PyO3 / pyo3

Rust bindings for the Python interpreter
https://pyo3.rs
Apache License 2.0
12.06k stars 744 forks source link

Added `PyRefMap` and `PyRefMapMut` for borrowing data nested within a `PyRef`/`PyRefMut` #4203

Open JRRudy1 opened 4 months ago

JRRudy1 commented 4 months ago

This draft PR proposes a possible solution for issue #2300 and PR #4195, which involves adding a Ref::map-like mechanism for borrowing data nested within a PyRef or PyRefMut.
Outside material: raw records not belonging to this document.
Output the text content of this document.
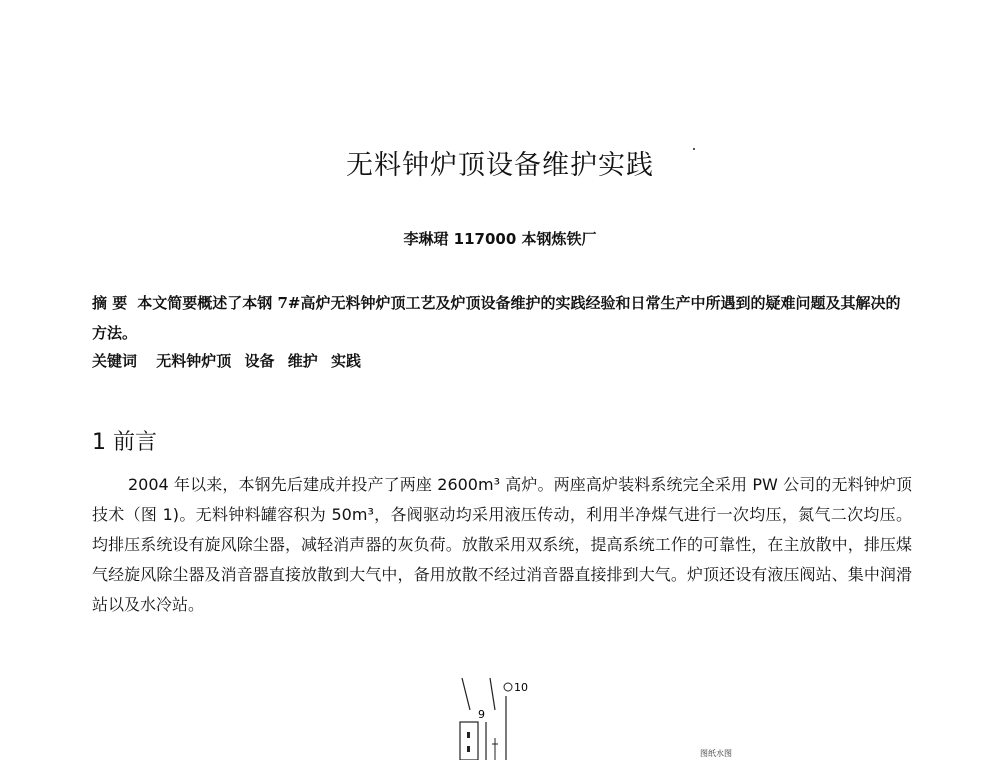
无料钟炉顶设备维护实践
李琳珺 117000 本钢炼铁厂
摘 要 本文简要概述了本钢 7#高炉无料钟炉顶工艺及炉顶设备维护的实践经验和日常生产中所遇到的疑难问题及其解决的方法。
关键词 无料钟炉顶 设备 维护 实践
1 前言
2004 年以来，本钢先后建成并投产了两座 2600m³ 高炉。两座高炉装料系统完全采用 PW 公司的无料钟炉顶技术（图 1)。无料钟料罐容积为 50m³，各阀驱动均采用液压传动，利用半净煤气进行一次均压，氮气二次均压。均排压系统设有旋风除尘器，减轻消声器的灰负荷。放散采用双系统，提高系统工作的可靠性，在主放散中，排压煤气经旋风除尘器及消音器直接放散到大气中，备用放散不经过消音器直接排到大气。炉顶还设有液压阀站、集中润滑站以及水冷站。
10
9
图纸水图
Unlike some of the approaches proposed in #2300 which attempt to create a PyRef<U> to some type U nested within a PyRef<T: PyClass>, this implementation instead defines a wrapper type that encapsulates the original PyRef alongside a raw pointer to U which it then dereferences to. This has the benefit of not relying on any of the pyo3 internals that may be in flux, and makes the safety relative easy to reason about since there is nothing magic going on.

Simplified version

In the simplest case of supporting only immutable borrows from immutable PyRef's, the approach boils down to this:

pub struct PyRefMap<'py, T: PyClass, U> {
    owner: PyRef<'py, T>,
    reference: *const U,
}

impl<'py, T: PyClass> PyRef<'py, T> {
    pub fn into_map<F, U>(self, f: F) -> PyRefMap<'py, T, U>
        where F: FnOnce(&T) -> &U 
    {
        PyRefMap {reference: f(&*self), owner: self}
    }
}

impl<'py, T: PyClass, U> Deref for PyRefMap<'py, T, U> {
    type Target = U;

    fn deref(&self) -> &U {
        // we own the `PyRef` that is guarding our (shared) access to `T`
        unsafe { &*self.reference }
    }
}

This can then be used like so:

let bound = Bound::new(py, MyClass{data: [0i32; 100]};
let data = bound.try_borrow()?.into_map(|c| &c.data);
assert_eq!(data[0], 0);

Full version

The above method should extend seamlessly to mutable borrows through PyRefMut, however this requires adding another wrapper type (e.g. PyRefMutMap) and all the associated impl's. Then another wrapper may be needed if you want to support shared borrows from a PyRefMut... this could be somewhat be avoided by making a single wrapper with some extra generic parameters, but then naming the types gets tedious. So, I ultimately decided to use a single base wrapper type PyRefMapBase<'py, U, Mut> where the contained PyRef<'py, T> or PyRefMut<'py, T> is stored as an opaque trait object Box<dyn OpaquePyRef<'py>> and the pointer is stored as NonNull<U> (which can be derived from either &U or &mut U). The mutability is then handled with the generic parameter Mut: Boolean which is used in type bounds to statically enforce that mutable dereferences only occur when derived from PyRefMut<T> and &mut U. Finally, two type aliases PyRefMap<'py, U> and PyRefMapMut<'py, U> are defined for the immutable and mutable cases, which are the actual names that users will reference (instead of PyRefMapBase directly).

This approach of Boxing the PyRef/PyRefMut has the added benefit of allowing the pyclass type T to be erased from the type name so that only the lifetime and the target type need to be included in signatures (i.e. instead of PyRefMap<'py, MyClass, [i32; 100]> you simply have PyRefMap<'py, [i32; 100]>. This comes at the cost of a pointer-sized Box allocation when the PyRef/PyRefMut is converted to a PyRefMap/PyRefMapMut, but I would imagine that is negligible in the context of interfacing with Python.

ToDo

mejrs commented 4 months ago

Also, the current implementation of pyclass and pyref/pyrefmut is fairly complicated. We'd be open to changes to it if that would make this simpler or more efficient.

davidhewitt commented 4 months ago

Thank you for working on this! I am 👍 on this feature although just wanted to give a heads up it might take me a few days to contribute to any review given it's a tricky one from soundness angle and it's not something I'd actively had in my head until you pushed the PR! 😂

JRRudy1 commented 4 months ago

No problem at all David! I know I've been spamming you with PR's this week 😉

However, I'd actually like to put this PR on a brief hold until the following PR's get resolved:

  1. PR #4219
  2. A new PR that I will submit after 4219 which involves a rework to PyRef and PyRefMut that should simplify things quite a bit, including the PyRefMap implementation proposed in this PR. It should also play nicely with a post-gil-refs transition to PyRef wrapping Borrowed<T> instead of Bound<T>, which I would be interested in working on when the time comes.